We all seem to agree that our state-of-the-art models aren't satisfactory representations of climate on Earth–at least not to the degree required to make decisions with them. We also agree that people are concerned with climate change and eager to incorporate information about future changes in their decision making, and we're conscious of the need to relate our research agenda and findings to real-world demands. Finally, there's consensus that we cannot look at climate forecasts–in particular, probabilistic forecasts–the same way we view weather predictions, and none of us would sell climate-model output, either at face value or after statistical analysis, as a reliable representation of the complete range of possible futures.
Beyond this common ground, we fall on different points of the spectrum between James's pragmatic approach, where he proposes giving decision makers information as our "best guess" about future outcomes nonetheless, and Lenny's highly skeptical position–namely, there's no hope in approximating the real world in any useful sense. (Interestingly, Lenny turns the issue on its head and proposes we work at characterizing what we cannot say rather than what we can.) Gavin and I are somewhere in-between. Gavin still finds qualitative value in a reasoned interpretation of model output, while I claim further that there's still value in quantifying uncertainty if the results aren't distributed for public consumption.
The reader who doesn't dabble in climate modeling or statistics is probably asking herself, "What am I to make of all this?" To which I would say, "That's exactly what I want you to think!"
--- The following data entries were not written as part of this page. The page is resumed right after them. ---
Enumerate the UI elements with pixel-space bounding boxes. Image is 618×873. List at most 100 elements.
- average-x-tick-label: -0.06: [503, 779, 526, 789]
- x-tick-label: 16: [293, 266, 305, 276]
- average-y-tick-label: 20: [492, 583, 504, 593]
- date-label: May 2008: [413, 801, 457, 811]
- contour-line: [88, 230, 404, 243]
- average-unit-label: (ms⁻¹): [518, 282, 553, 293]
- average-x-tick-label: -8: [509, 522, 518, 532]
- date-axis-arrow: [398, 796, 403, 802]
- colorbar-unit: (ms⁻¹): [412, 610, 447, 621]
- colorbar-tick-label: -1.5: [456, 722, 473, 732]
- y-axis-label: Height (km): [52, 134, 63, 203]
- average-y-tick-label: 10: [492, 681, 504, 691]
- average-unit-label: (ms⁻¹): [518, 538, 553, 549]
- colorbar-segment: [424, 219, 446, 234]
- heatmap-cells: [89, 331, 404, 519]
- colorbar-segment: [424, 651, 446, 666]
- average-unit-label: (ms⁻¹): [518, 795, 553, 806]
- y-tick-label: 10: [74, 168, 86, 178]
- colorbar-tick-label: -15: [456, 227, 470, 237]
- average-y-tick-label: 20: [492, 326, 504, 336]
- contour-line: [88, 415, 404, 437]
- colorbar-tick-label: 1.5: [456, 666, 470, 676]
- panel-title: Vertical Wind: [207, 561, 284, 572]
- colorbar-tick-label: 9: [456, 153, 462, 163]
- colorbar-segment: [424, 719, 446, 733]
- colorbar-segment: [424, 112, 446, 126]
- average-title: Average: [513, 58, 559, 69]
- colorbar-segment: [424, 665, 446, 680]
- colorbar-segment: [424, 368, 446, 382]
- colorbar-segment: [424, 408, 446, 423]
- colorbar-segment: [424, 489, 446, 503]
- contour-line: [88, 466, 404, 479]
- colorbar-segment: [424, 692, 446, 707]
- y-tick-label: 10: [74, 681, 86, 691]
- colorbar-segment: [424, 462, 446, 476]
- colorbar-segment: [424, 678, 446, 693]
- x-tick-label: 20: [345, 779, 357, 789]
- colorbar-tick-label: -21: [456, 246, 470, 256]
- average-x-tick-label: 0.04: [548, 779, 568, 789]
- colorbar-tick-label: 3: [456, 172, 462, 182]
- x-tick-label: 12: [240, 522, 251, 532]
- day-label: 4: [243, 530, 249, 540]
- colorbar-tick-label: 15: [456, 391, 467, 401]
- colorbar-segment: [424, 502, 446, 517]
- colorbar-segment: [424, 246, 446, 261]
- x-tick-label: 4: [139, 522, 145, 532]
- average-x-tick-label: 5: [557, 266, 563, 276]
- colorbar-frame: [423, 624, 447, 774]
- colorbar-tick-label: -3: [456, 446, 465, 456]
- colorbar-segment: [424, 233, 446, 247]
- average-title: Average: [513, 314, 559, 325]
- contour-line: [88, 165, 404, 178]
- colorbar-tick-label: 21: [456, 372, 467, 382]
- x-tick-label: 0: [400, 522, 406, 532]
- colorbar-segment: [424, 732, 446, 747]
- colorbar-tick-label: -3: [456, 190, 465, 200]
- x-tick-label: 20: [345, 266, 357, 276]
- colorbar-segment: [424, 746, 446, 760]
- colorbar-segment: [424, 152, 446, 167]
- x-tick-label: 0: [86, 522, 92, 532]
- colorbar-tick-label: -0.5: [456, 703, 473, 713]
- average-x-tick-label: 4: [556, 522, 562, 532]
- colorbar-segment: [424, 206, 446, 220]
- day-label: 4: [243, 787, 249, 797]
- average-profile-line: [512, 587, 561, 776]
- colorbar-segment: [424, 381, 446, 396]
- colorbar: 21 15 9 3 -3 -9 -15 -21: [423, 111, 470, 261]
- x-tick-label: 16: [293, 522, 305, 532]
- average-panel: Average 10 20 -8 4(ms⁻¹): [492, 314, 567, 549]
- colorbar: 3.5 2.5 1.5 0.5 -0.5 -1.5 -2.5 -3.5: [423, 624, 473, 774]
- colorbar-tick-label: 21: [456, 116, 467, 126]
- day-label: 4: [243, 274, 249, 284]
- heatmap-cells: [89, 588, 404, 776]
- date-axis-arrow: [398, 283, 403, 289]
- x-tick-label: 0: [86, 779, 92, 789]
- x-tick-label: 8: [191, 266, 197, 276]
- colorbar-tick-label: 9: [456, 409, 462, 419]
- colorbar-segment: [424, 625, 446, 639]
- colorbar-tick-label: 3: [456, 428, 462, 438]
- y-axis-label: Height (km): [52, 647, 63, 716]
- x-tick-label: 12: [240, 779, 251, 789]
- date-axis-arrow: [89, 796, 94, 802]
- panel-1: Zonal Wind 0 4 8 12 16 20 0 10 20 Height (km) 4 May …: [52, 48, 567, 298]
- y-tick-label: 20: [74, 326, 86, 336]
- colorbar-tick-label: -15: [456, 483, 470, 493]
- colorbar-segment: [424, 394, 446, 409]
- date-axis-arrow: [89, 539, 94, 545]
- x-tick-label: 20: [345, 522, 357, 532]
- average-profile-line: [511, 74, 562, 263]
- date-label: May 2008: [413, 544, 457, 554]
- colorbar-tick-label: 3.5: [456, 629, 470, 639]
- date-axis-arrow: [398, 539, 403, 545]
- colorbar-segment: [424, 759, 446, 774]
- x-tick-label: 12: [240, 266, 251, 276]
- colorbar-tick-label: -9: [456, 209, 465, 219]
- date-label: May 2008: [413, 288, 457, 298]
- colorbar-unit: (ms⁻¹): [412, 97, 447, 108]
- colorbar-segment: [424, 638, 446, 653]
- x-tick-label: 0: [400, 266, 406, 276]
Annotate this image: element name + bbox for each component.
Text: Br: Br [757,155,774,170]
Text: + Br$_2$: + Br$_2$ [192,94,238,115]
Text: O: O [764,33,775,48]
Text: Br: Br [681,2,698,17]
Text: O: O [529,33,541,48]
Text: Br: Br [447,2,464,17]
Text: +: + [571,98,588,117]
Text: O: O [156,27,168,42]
Let me explain: If I can say anything for sure, it's that I don't want anyone to take a precooked climate projection–whether a single model or a multi-model ensemble, probabilistic or not–and run with it. Any decision will be best served by looking at the available observational and modeled information and listening to the opinion of climate modelers and climatologists. The experts will be able to form an integrated evaluation based on changes already observed, the processes known to influence the regional climate of interest, and projections from those models that have demonstrated accuracy in describing that region's climate–all to a degree consistent with the kind of projection required. (For example, if we're interested in changes in large average quantities, we may be willing to set the bar lower for our models than if we're interested in changes in extremes. If we're looking at a flat, large region in the middle of a continent, we may have better luck than if we're looking at a coastal region with complex topography.)
After careful synthesis of what's available to assess specific regional climate change, we may go as far as presenting a probability distribution based on this information–if we think the statistical assumptions are supported by the data. Why not? But in all of this, there's no substitute for clear, two-way communication between suppliers and users of the information–both to guide and qualify.
Meanwhile, in the convenient isolation of our research centers, I hope we pursue the obvious–better models and ways to represent the data we gather from them in a statistical framework–while also designing experiments with our models that serve the purposes Lenny suggests. Rather than pushing exclusively for ever-more complex models with ever-higher resolutions, we should think of ways to explore model errors, dependencies, and sensitivities.
I'd even propose a totally selfless design that takes the point of view of a scientist 20 year from now who, endowed with 20 years of observational records, looks back and says, "I wish those 2008 simulations had tried to do this and that; I could assess them now and use the validation to learn what that modeled process is really worth." By doing so, we may get closer to a full characterization of the uncertainties that we know exist.
As for the unknown unknowns. . . There's no way around those. But isn't that an inescapable characteristic of our ever-evolving scientific enterprise–not to mention most significant real-life decisions?